“You talk about Jesus Christ?” the woman in the brothel asked. I told her that I did. “Make my sister walk,” she said, pointing to a woman sitting on the floor. “That is my sister. She hasn’t walked in four years. And for the last 15 days she hasn’t moved off of that floor. She is dying.”
Nick Vujicic astounded the world when he was born. His pastoral parents had just planted a new church in Australia when their first child arrived. He was born without arms or legs.
Shockwaves reverberated through the fledgling church, testing the faith of the entire congregation. Why would God allow such a thing to happen? If the Lord loves and blesses His children, especially those who give their lives to serve Him, why this?
“I didn’t always want to go to church,” Nick admits. “I didn’t always want to hear my dad when he said, ‘God has a plan for everybody,’ because I questioned how he could say that when his own son was born without hope.”
“I was taught, ‘Ask and you shall receive. God can do all things. He is a miracle.’ So I asked for arms and legs, and I didn’t receive arms and legs.”
One full wall of this room inside the Mumbai brothel was covered with Indian gods whom they worship every day. I told the Lord, “I’ve seen blind people see, I’ve seen deaf people hear, I’ve seen crooked backs straighten, skin disease fall off of bodies. Make this woman walk…do this for You, not for me. She is not really testing my faith; she is testing You and Your power.”
With that faith I told the sister, “Okay, we will pray,” and asked some other ladies to massage the legs of the woman on the mat. We prayed for about five minutes and I said, “Get up and walk in Jesus’ name.”
With a man on each side of her, she stood up with an expression of excruciating pain on her face. I suddenly wondered if what I was doing was crazy. “I’m putting her through so much pain,” I thought. So I prayed, “God, please, please come through with this. What if they don’t see it and don’t give their lives to You. How else will they?”
She hobbled across the room then sat in a plastic chair with armrests, still in a lot of pain. She could move her legs a little bit, but they were stiff. I looked at her sister and knew this wasn’t a miracle. This wasn’t going to convince anybody of anything.
As a boy, Nick experienced such depression that he considered drowning himself in the bathtub. Fortunately, he reflected on his love for his parents and decided against leaving them with a lifetime of guilt. He didn’t want them to grieve and think, “I wish we could have done more for our son.”
Nick realized that he could either remain angry with God for what he didn’t have or be thankful for things he did have. He chose to be thankful, though it wasn’t easy, and to give what He could to the Lord.
“I want to pray more,” I told the women. About three minutes later, the crippled woman’s countenance changed. She had a glow and a strength came across her. She grabbed the chair’s armrests and said, ‘Alright, I’m ready! I’m ready!’
“I told her, ‘No, no. We have to pray more!’ She insisted that she was ready, but I kept telling her, ‘Not yet! Not yet!’ After two more minutes, I told her that she could get up.
The woman got up and began to walk. Then she began to jump up and down. Her sister couldn’t believe it and went to the wall of gods, put her hands together, and began to thank them.
By the age of 15, Nick began to sense that there was a bigger purpose for his life. Jesus’ story of the blind man in John 9 changed his perspective forever. “Even though the blind man didn’t know why he was born that way,” Nick says, “it doesn’t mean that God doesn’t know. Just because I don’t know the plans that He has for me, doesn’t mean that God has none.”

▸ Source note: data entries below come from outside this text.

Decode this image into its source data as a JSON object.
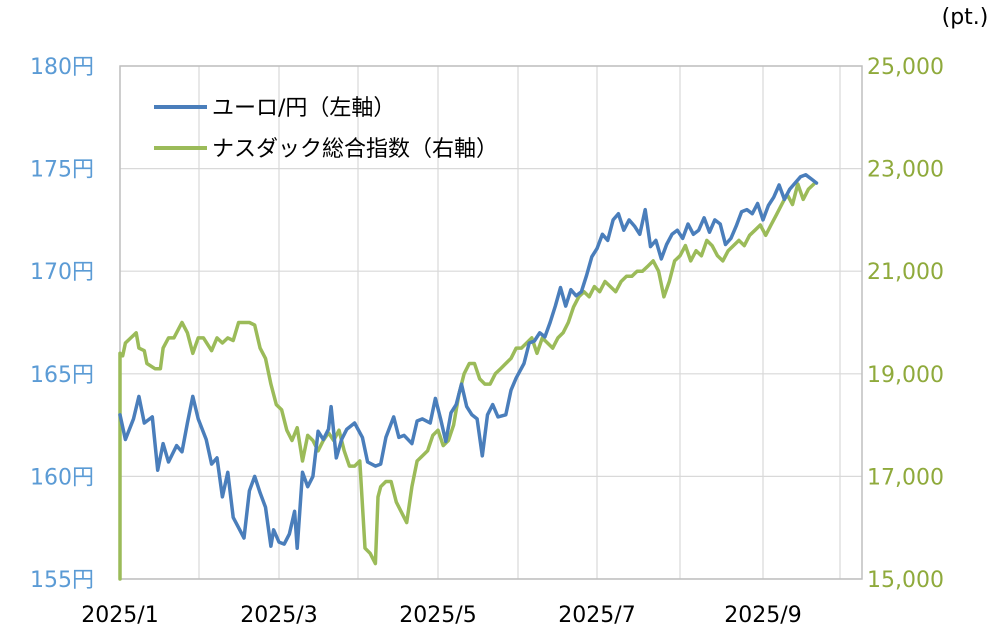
{
  "chart_data": {
    "type": "line",
    "unit_label": "(pt.)",
    "x_tick_labels": [
      "2025/1",
      "2025/3",
      "2025/5",
      "2025/7",
      "2025/9"
    ],
    "left_axis": {
      "ylim": [
        155,
        180
      ],
      "tick_labels": [
        "180円",
        "175円",
        "170円",
        "165円",
        "160円",
        "155円"
      ],
      "tick_values": [
        180,
        175,
        170,
        165,
        160,
        155
      ],
      "color": "#5b9bd5"
    },
    "right_axis": {
      "ylim": [
        15000,
        25000
      ],
      "tick_labels": [
        "25,000",
        "23,000",
        "21,000",
        "19,000",
        "17,000",
        "15,000"
      ],
      "tick_values": [
        25000,
        23000,
        21000,
        19000,
        17000,
        15000
      ],
      "color": "#8faa3c"
    },
    "gridlines": {
      "vertical": true,
      "horizontal": true
    },
    "legend_placement": "top-left",
    "series": [
      {
        "name": "ユーロ/円（左軸）",
        "axis": "left",
        "color": "#4a7ebb",
        "points": [
          [
            "2025-01-01",
            163.0
          ],
          [
            "2025-01-03",
            161.8
          ],
          [
            "2025-01-06",
            162.8
          ],
          [
            "2025-01-08",
            163.9
          ],
          [
            "2025-01-10",
            162.6
          ],
          [
            "2025-01-13",
            162.9
          ],
          [
            "2025-01-15",
            160.3
          ],
          [
            "2025-01-17",
            161.6
          ],
          [
            "2025-01-19",
            160.7
          ],
          [
            "2025-01-22",
            161.5
          ],
          [
            "2025-01-24",
            161.2
          ],
          [
            "2025-01-26",
            162.6
          ],
          [
            "2025-01-28",
            163.9
          ],
          [
            "2025-01-30",
            162.8
          ],
          [
            "2025-02-02",
            161.8
          ],
          [
            "2025-02-04",
            160.6
          ],
          [
            "2025-02-06",
            160.9
          ],
          [
            "2025-02-08",
            159.0
          ],
          [
            "2025-02-10",
            160.2
          ],
          [
            "2025-02-12",
            158.0
          ],
          [
            "2025-02-14",
            157.5
          ],
          [
            "2025-02-16",
            157.0
          ],
          [
            "2025-02-18",
            159.3
          ],
          [
            "2025-02-20",
            160.0
          ],
          [
            "2025-02-22",
            159.2
          ],
          [
            "2025-02-24",
            158.5
          ],
          [
            "2025-02-26",
            156.6
          ],
          [
            "2025-02-27",
            157.4
          ],
          [
            "2025-03-01",
            156.8
          ],
          [
            "2025-03-03",
            156.7
          ],
          [
            "2025-03-05",
            157.2
          ],
          [
            "2025-03-07",
            158.3
          ],
          [
            "2025-03-08",
            156.5
          ],
          [
            "2025-03-10",
            160.2
          ],
          [
            "2025-03-12",
            159.5
          ],
          [
            "2025-03-14",
            160.0
          ],
          [
            "2025-03-16",
            162.2
          ],
          [
            "2025-03-18",
            161.8
          ],
          [
            "2025-03-20",
            162.3
          ],
          [
            "2025-03-21",
            163.4
          ],
          [
            "2025-03-23",
            160.9
          ],
          [
            "2025-03-25",
            161.8
          ],
          [
            "2025-03-27",
            162.3
          ],
          [
            "2025-03-30",
            162.6
          ],
          [
            "2025-04-02",
            161.9
          ],
          [
            "2025-04-04",
            160.7
          ],
          [
            "2025-04-07",
            160.5
          ],
          [
            "2025-04-09",
            160.6
          ],
          [
            "2025-04-11",
            161.9
          ],
          [
            "2025-04-14",
            162.9
          ],
          [
            "2025-04-16",
            161.9
          ],
          [
            "2025-04-18",
            162.0
          ],
          [
            "2025-04-21",
            161.6
          ],
          [
            "2025-04-23",
            162.7
          ],
          [
            "2025-04-25",
            162.8
          ],
          [
            "2025-04-28",
            162.6
          ],
          [
            "2025-04-30",
            163.8
          ],
          [
            "2025-05-02",
            162.8
          ],
          [
            "2025-05-04",
            161.7
          ],
          [
            "2025-05-06",
            163.1
          ],
          [
            "2025-05-08",
            163.5
          ],
          [
            "2025-05-10",
            164.5
          ],
          [
            "2025-05-12",
            163.4
          ],
          [
            "2025-05-14",
            163.0
          ],
          [
            "2025-05-16",
            162.8
          ],
          [
            "2025-05-18",
            161.0
          ],
          [
            "2025-05-20",
            163.0
          ],
          [
            "2025-05-22",
            163.5
          ],
          [
            "2025-05-24",
            162.9
          ],
          [
            "2025-05-27",
            163.0
          ],
          [
            "2025-05-29",
            164.2
          ],
          [
            "2025-05-31",
            164.8
          ],
          [
            "2025-06-03",
            165.5
          ],
          [
            "2025-06-05",
            166.5
          ],
          [
            "2025-06-07",
            166.6
          ],
          [
            "2025-06-09",
            167.0
          ],
          [
            "2025-06-11",
            166.8
          ],
          [
            "2025-06-13",
            167.5
          ],
          [
            "2025-06-15",
            168.3
          ],
          [
            "2025-06-17",
            169.2
          ],
          [
            "2025-06-19",
            168.3
          ],
          [
            "2025-06-21",
            169.1
          ],
          [
            "2025-06-23",
            168.8
          ],
          [
            "2025-06-25",
            169.0
          ],
          [
            "2025-06-27",
            169.8
          ],
          [
            "2025-06-29",
            170.7
          ],
          [
            "2025-07-01",
            171.1
          ],
          [
            "2025-07-03",
            171.8
          ],
          [
            "2025-07-05",
            171.5
          ],
          [
            "2025-07-07",
            172.5
          ],
          [
            "2025-07-09",
            172.8
          ],
          [
            "2025-07-11",
            172.0
          ],
          [
            "2025-07-13",
            172.5
          ],
          [
            "2025-07-15",
            172.2
          ],
          [
            "2025-07-17",
            171.8
          ],
          [
            "2025-07-19",
            173.0
          ],
          [
            "2025-07-21",
            171.2
          ],
          [
            "2025-07-23",
            171.5
          ],
          [
            "2025-07-25",
            170.6
          ],
          [
            "2025-07-27",
            171.3
          ],
          [
            "2025-07-29",
            171.8
          ],
          [
            "2025-07-31",
            172.0
          ],
          [
            "2025-08-02",
            171.6
          ],
          [
            "2025-08-04",
            172.3
          ],
          [
            "2025-08-06",
            171.8
          ],
          [
            "2025-08-08",
            172.0
          ],
          [
            "2025-08-10",
            172.6
          ],
          [
            "2025-08-12",
            171.9
          ],
          [
            "2025-08-14",
            172.5
          ],
          [
            "2025-08-16",
            172.3
          ],
          [
            "2025-08-18",
            171.3
          ],
          [
            "2025-08-20",
            171.6
          ],
          [
            "2025-08-22",
            172.2
          ],
          [
            "2025-08-24",
            172.9
          ],
          [
            "2025-08-26",
            173.0
          ],
          [
            "2025-08-28",
            172.8
          ],
          [
            "2025-08-30",
            173.3
          ],
          [
            "2025-09-01",
            172.5
          ],
          [
            "2025-09-03",
            173.2
          ],
          [
            "2025-09-05",
            173.6
          ],
          [
            "2025-09-07",
            174.2
          ],
          [
            "2025-09-09",
            173.5
          ],
          [
            "2025-09-11",
            174.0
          ],
          [
            "2025-09-13",
            174.3
          ],
          [
            "2025-09-15",
            174.6
          ],
          [
            "2025-09-17",
            174.7
          ],
          [
            "2025-09-19",
            174.5
          ],
          [
            "2025-09-21",
            174.3
          ]
        ]
      },
      {
        "name": "ナスダック総合指数（右軸）",
        "axis": "right",
        "color": "#9bbb59",
        "points": [
          [
            "2025-01-01",
            15000
          ],
          [
            "2025-01-01",
            19400
          ],
          [
            "2025-01-02",
            19350
          ],
          [
            "2025-01-03",
            19600
          ],
          [
            "2025-01-05",
            19700
          ],
          [
            "2025-01-07",
            19800
          ],
          [
            "2025-01-08",
            19500
          ],
          [
            "2025-01-10",
            19450
          ],
          [
            "2025-01-11",
            19200
          ],
          [
            "2025-01-14",
            19100
          ],
          [
            "2025-01-16",
            19100
          ],
          [
            "2025-01-17",
            19500
          ],
          [
            "2025-01-19",
            19700
          ],
          [
            "2025-01-21",
            19700
          ],
          [
            "2025-01-23",
            19900
          ],
          [
            "2025-01-24",
            20000
          ],
          [
            "2025-01-26",
            19800
          ],
          [
            "2025-01-28",
            19400
          ],
          [
            "2025-01-30",
            19700
          ],
          [
            "2025-02-01",
            19700
          ],
          [
            "2025-02-04",
            19450
          ],
          [
            "2025-02-06",
            19700
          ],
          [
            "2025-02-08",
            19600
          ],
          [
            "2025-02-10",
            19700
          ],
          [
            "2025-02-12",
            19650
          ],
          [
            "2025-02-14",
            20000
          ],
          [
            "2025-02-16",
            20000
          ],
          [
            "2025-02-18",
            20000
          ],
          [
            "2025-02-20",
            19950
          ],
          [
            "2025-02-22",
            19500
          ],
          [
            "2025-02-24",
            19300
          ],
          [
            "2025-02-26",
            18800
          ],
          [
            "2025-02-28",
            18400
          ],
          [
            "2025-03-02",
            18300
          ],
          [
            "2025-03-04",
            17900
          ],
          [
            "2025-03-06",
            17700
          ],
          [
            "2025-03-08",
            17950
          ],
          [
            "2025-03-10",
            17300
          ],
          [
            "2025-03-12",
            17800
          ],
          [
            "2025-03-14",
            17700
          ],
          [
            "2025-03-16",
            17500
          ],
          [
            "2025-03-18",
            17700
          ],
          [
            "2025-03-20",
            17850
          ],
          [
            "2025-03-22",
            17700
          ],
          [
            "2025-03-24",
            17900
          ],
          [
            "2025-03-26",
            17500
          ],
          [
            "2025-03-28",
            17200
          ],
          [
            "2025-03-30",
            17200
          ],
          [
            "2025-04-01",
            17300
          ],
          [
            "2025-04-03",
            15600
          ],
          [
            "2025-04-05",
            15500
          ],
          [
            "2025-04-07",
            15300
          ],
          [
            "2025-04-08",
            16600
          ],
          [
            "2025-04-09",
            16800
          ],
          [
            "2025-04-11",
            16900
          ],
          [
            "2025-04-13",
            16900
          ],
          [
            "2025-04-15",
            16500
          ],
          [
            "2025-04-17",
            16300
          ],
          [
            "2025-04-19",
            16100
          ],
          [
            "2025-04-21",
            16800
          ],
          [
            "2025-04-23",
            17300
          ],
          [
            "2025-04-25",
            17400
          ],
          [
            "2025-04-27",
            17500
          ],
          [
            "2025-04-29",
            17800
          ],
          [
            "2025-05-01",
            17900
          ],
          [
            "2025-05-03",
            17600
          ],
          [
            "2025-05-05",
            17700
          ],
          [
            "2025-05-07",
            18000
          ],
          [
            "2025-05-09",
            18600
          ],
          [
            "2025-05-11",
            19000
          ],
          [
            "2025-05-13",
            19200
          ],
          [
            "2025-05-15",
            19200
          ],
          [
            "2025-05-17",
            18900
          ],
          [
            "2025-05-19",
            18800
          ],
          [
            "2025-05-21",
            18800
          ],
          [
            "2025-05-23",
            19000
          ],
          [
            "2025-05-25",
            19100
          ],
          [
            "2025-05-27",
            19200
          ],
          [
            "2025-05-29",
            19300
          ],
          [
            "2025-05-31",
            19500
          ],
          [
            "2025-06-02",
            19500
          ],
          [
            "2025-06-04",
            19600
          ],
          [
            "2025-06-06",
            19700
          ],
          [
            "2025-06-08",
            19400
          ],
          [
            "2025-06-10",
            19700
          ],
          [
            "2025-06-12",
            19600
          ],
          [
            "2025-06-14",
            19500
          ],
          [
            "2025-06-16",
            19700
          ],
          [
            "2025-06-18",
            19800
          ],
          [
            "2025-06-20",
            20000
          ],
          [
            "2025-06-22",
            20300
          ],
          [
            "2025-06-24",
            20500
          ],
          [
            "2025-06-26",
            20600
          ],
          [
            "2025-06-28",
            20500
          ],
          [
            "2025-06-30",
            20700
          ],
          [
            "2025-07-02",
            20600
          ],
          [
            "2025-07-04",
            20800
          ],
          [
            "2025-07-06",
            20700
          ],
          [
            "2025-07-08",
            20600
          ],
          [
            "2025-07-10",
            20800
          ],
          [
            "2025-07-12",
            20900
          ],
          [
            "2025-07-14",
            20900
          ],
          [
            "2025-07-16",
            21000
          ],
          [
            "2025-07-18",
            21000
          ],
          [
            "2025-07-20",
            21100
          ],
          [
            "2025-07-22",
            21200
          ],
          [
            "2025-07-24",
            21000
          ],
          [
            "2025-07-26",
            20500
          ],
          [
            "2025-07-28",
            20800
          ],
          [
            "2025-07-30",
            21200
          ],
          [
            "2025-08-01",
            21300
          ],
          [
            "2025-08-03",
            21500
          ],
          [
            "2025-08-05",
            21200
          ],
          [
            "2025-08-07",
            21400
          ],
          [
            "2025-08-09",
            21300
          ],
          [
            "2025-08-11",
            21600
          ],
          [
            "2025-08-13",
            21500
          ],
          [
            "2025-08-15",
            21300
          ],
          [
            "2025-08-17",
            21200
          ],
          [
            "2025-08-19",
            21400
          ],
          [
            "2025-08-21",
            21500
          ],
          [
            "2025-08-23",
            21600
          ],
          [
            "2025-08-25",
            21500
          ],
          [
            "2025-08-27",
            21700
          ],
          [
            "2025-08-29",
            21800
          ],
          [
            "2025-08-31",
            21900
          ],
          [
            "2025-09-02",
            21700
          ],
          [
            "2025-09-04",
            21900
          ],
          [
            "2025-09-06",
            22100
          ],
          [
            "2025-09-08",
            22300
          ],
          [
            "2025-09-10",
            22500
          ],
          [
            "2025-09-12",
            22300
          ],
          [
            "2025-09-14",
            22700
          ],
          [
            "2025-09-16",
            22400
          ],
          [
            "2025-09-18",
            22600
          ],
          [
            "2025-09-20",
            22700
          ]
        ]
      }
    ]
  }
}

“You don’t need arms and legs to love your neighbor as yourself,” Nick proclaims to all who will listen — which means 3.5 million people so far. “Which would you choose: Arms and legs for a lifetime or a long line of people in heaven who are grateful because you were faithful with what God had given you?”
As the woman prayed to her Hindu gods, I asked her, “Haven’t you been praying to your gods for four years that your sister would walk?” She said that she had and I told her, “That was Jesus Christ. Jesus healed your sister.” It turned out that the woman who was healed that day was not just any old woman; she was the woman who started that entire block of brothels in Mumbai and Jesus changed her life!
“I thank God that He didn’t give me arms and legs,” Nick now says, “because there is no greater thing than to bring someone to the knowledge and hope of Jesus Christ.”